Alla data di giovedì 1 aprile 1350, nei Comentari di Monaldo Monaldeschi, alle pagine 106 e 107, è
scritto: Per trattato di alcuni fanti di Gialachino de Monaldeschi dell'Aquila, che domina Bardano, che
è di parte malcorina, Cataluccio di Galasso di Bisenzo, ovvero Cataluccio Monaldeschi della Cervara
Signore di Bisenzo e di Torre Alfina, prende quel luogo, ed entratovi con 50 cavalieri e più di 200 fanti,
trova per esser il luogo forte, ch'era molto ben munito, et eravi molta roba, et assai grano; per la qual
presa, et d'altri luoghi intorno, li Monaldeschi della Cervara con lor parte beffata, e muffata,
rinforzarono alla parte contraria, che dominava Orvieto, la guerra, e tenendo quella città quasi
assediata, non poteva nessuno senza gran guardia de cavalieri, et pedoni uscire della città; di modo che
né grano, né altre biade si poteva raccogliere se non da altri luoghi vicini alla città. Questa
registrazione è molto interessante, per avere storicamente un'idea di Bardano del tempo. L'attenta
analisi di questa cronaca conferma l'esistenza di fortilizi in Bardano ovvero Villa Fagani , dove vi è una
presenza consistente di abitanti ed uomini d'armi, e quindi delle loro abitazioni, per essere necessario
conquistare il luogo con 200 fanti e 50 cavalieri: rivela, inoltre, anche l'attività svolta dagli abitanti
ovvero, principalmente la coltivazione del grano, del farro e dei foraggi, ma anche la preparazione di
generi alimentari quali insaccati, salati, affumicati, formaggi, vini, oli, e, probabilmente, la fabbricazione
di tessuti per abbigliamento, di corde, di spaghi.

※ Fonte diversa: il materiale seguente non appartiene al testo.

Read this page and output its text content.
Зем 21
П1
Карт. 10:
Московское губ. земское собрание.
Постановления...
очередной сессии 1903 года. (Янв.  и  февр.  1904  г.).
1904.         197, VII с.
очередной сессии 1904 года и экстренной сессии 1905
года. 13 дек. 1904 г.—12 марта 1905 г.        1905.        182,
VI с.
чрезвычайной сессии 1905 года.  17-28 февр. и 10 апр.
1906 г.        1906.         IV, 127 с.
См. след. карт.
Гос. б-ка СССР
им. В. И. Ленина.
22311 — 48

L'abitato di Bardano è distrutto nel 1451 a causa delle lotte intestine fra i signori di Orvieto. Nei
suoi Comentari, a pagina 137, Monaldo Monaldeschi registra: "Et perché l'anno seguente (1451) si
scoperse un trattato, che Gentile della Sala voleva pigliar Orvieto, fu mandato un Commissario del papa
(Marsilio da Rieti), che fece bandire Gentile, et scarcare Bardano, ch'era fortezza pur vicino alla Città, et
allora di questi Monaldeschi della Vipera: et così fu scarcata la Sala, et salvati li beni che avevano a
Ficulle, et Bardano, per le figliuole femine di Francesco di Monaldo, et di Pier Monaldo di Angiò, ch'una
era maritata al Marchese di Foligni, et una a Tomasso di Amelia. Onde ebbe principio la ricchezza delli
Clementini oggidì Domicelli Orvietani, et un'altra maritata in casa di Benincasa. Le tre chiese sono
sopravvissute alla distruzione ed oggi fanno tutte parte della Parrocchia di Sferracavallo.